Конь летел прямо на нее, не разбирая дороги. Бабка спешно скрылась во дворе, едва успев прикрыть калитку на щеколду. Цыган на полном ходу влетел в небольшую поленницу у забора, раскидав нарубленные дрова, как спички. Заржав и испуганно озираясь, он остановился у куста сирени, шумно, надрывно дыша.
─ Все! Успел сдать! ─ радостно гаркнул Петька, спрыгнув на землю. – Кой-чего потерял, ну, не до прибыли, хоть убыток вернул. А, мать померла, теть Нюр. Еще до коров, ─ как бы между делом прибавил он с тем же выражением на обветренной физиономии, с каким говорил о деньгах.
Перегаром от него разило даже с улицы. С матюгами он распряг коня и привязал к угловому столбу палисадника. Потом, захватив руками оглобли, стал откатывать телегу к забору. Она заскрипела, виляя шатающимися колесами, вся затряслась. Петька бросил шкодливый взгляд в сторону бабки и, кое-как установив телегу на прежнее место, быстро отвязал Цыгана и заспешил прочь под звуки надрывающегося мобильника.
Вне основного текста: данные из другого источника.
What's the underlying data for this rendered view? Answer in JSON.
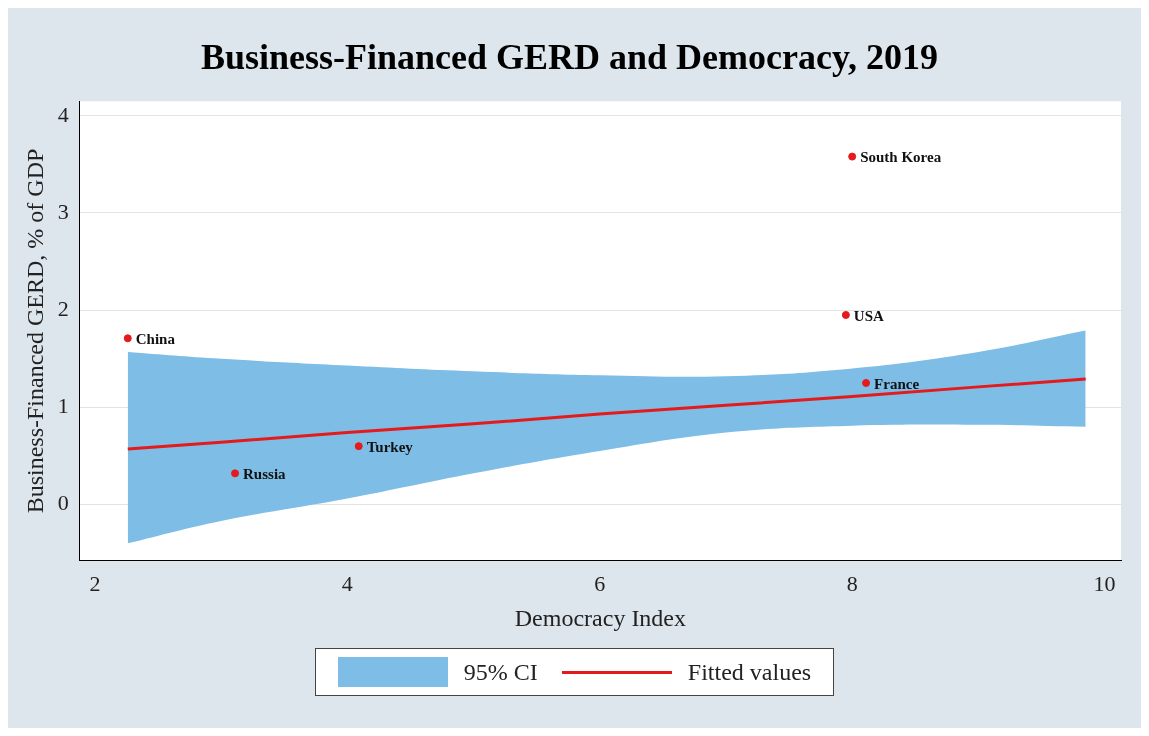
{
  "chart_data": {
    "type": "scatter",
    "title": "Business-Financed GERD and Democracy, 2019",
    "xlabel": "Democracy Index",
    "ylabel": "Business-Financed GERD, % of GDP",
    "xlim": [
      1.88,
      10.13
    ],
    "xticks": [
      2,
      4,
      6,
      8,
      10
    ],
    "ylim": [
      -0.58,
      4.15
    ],
    "yticks": [
      0,
      1,
      2,
      3,
      4
    ],
    "grid": "y",
    "legend": "bottom",
    "series": [
      {
        "name": "Fitted values",
        "type": "line",
        "color": "#e41a1c",
        "x": [
          2.26,
          3,
          4,
          5,
          6,
          7,
          8,
          9,
          9.85
        ],
        "values": [
          0.57,
          0.64,
          0.74,
          0.83,
          0.93,
          1.02,
          1.11,
          1.21,
          1.29
        ],
        "lower": [
          -0.4,
          -0.17,
          0.06,
          0.32,
          0.55,
          0.74,
          0.81,
          0.82,
          0.8
        ],
        "upper": [
          1.57,
          1.5,
          1.43,
          1.37,
          1.33,
          1.32,
          1.4,
          1.57,
          1.79
        ]
      },
      {
        "color": "#e41a1c",
        "marker": "circle",
        "x": [
          2.26,
          3.11,
          4.09,
          8.11,
          7.95,
          8.0
        ],
        "values": [
          1.71,
          0.32,
          0.6,
          1.25,
          1.95,
          3.58
        ]
      }
    ],
    "annotations": [
      "95% CI",
      {
        "text": "China",
        "x": 2.26,
        "y": 1.71
      },
      {
        "text": "Russia",
        "x": 3.11,
        "y": 0.32
      },
      {
        "text": "Turkey",
        "x": 4.09,
        "y": 0.6
      },
      {
        "text": "France",
        "x": 8.11,
        "y": 1.25
      },
      {
        "text": "USA",
        "x": 7.95,
        "y": 1.95
      },
      {
        "text": "South Korea",
        "x": 8.0,
        "y": 3.58
      }
    ]
  }
}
─ Не скучай, теть Нюр, ─ махнул он рукой, в которой держал кнут, и, сунув его под мышку, припал ухом к сотовому.
─ Деда в больницу свезли, ─ крикнула она вслед, но он уже не слушал.
Крепко держа под уздцы взмокшего коня, уставшего и недовольно фыркающего, Петька зашагал по улице, довольный исходом дня.
Старуха медленно обошла телегу. Одна оглобля разболталась и свисала, еле держась на штыре. Разбитые колеса выглядывали из-под телеги, надеясь на выздоровление хозяина и скорый ремонт. Запёкшаяся по стенкам кровь то ли сдохшей, то ли прирезанной Петькиной кобылы, перетомленная жарой, смешанная с пылью и сенной трухой, пахла солонцом и потом, тёмная жижа впиталась повсюду и засохла.
─ Ладно, деда нету, ─ покачала головой бабка. ─ Увидал бы, и без болезни слег бы с горя. Была ведь как игрушечка, что яичко пасхальное. Гордость дедова.
Она принесла ведро воды, тряпку и кухонный ножик. Старуха терла тряпкой, скоблила ножом теперь почти невидимую ей липкую грязь, меняла воду, снова мыла. Волосы выбились из-под платка, фартук намок, на ноги стекала струйками грязная вода. Долго еще горел свет на крыльце, едва освещавший разбитую телегу и бабкину белую косынку.
Солнце провалилось за горизонт, сумерки уступили ночи.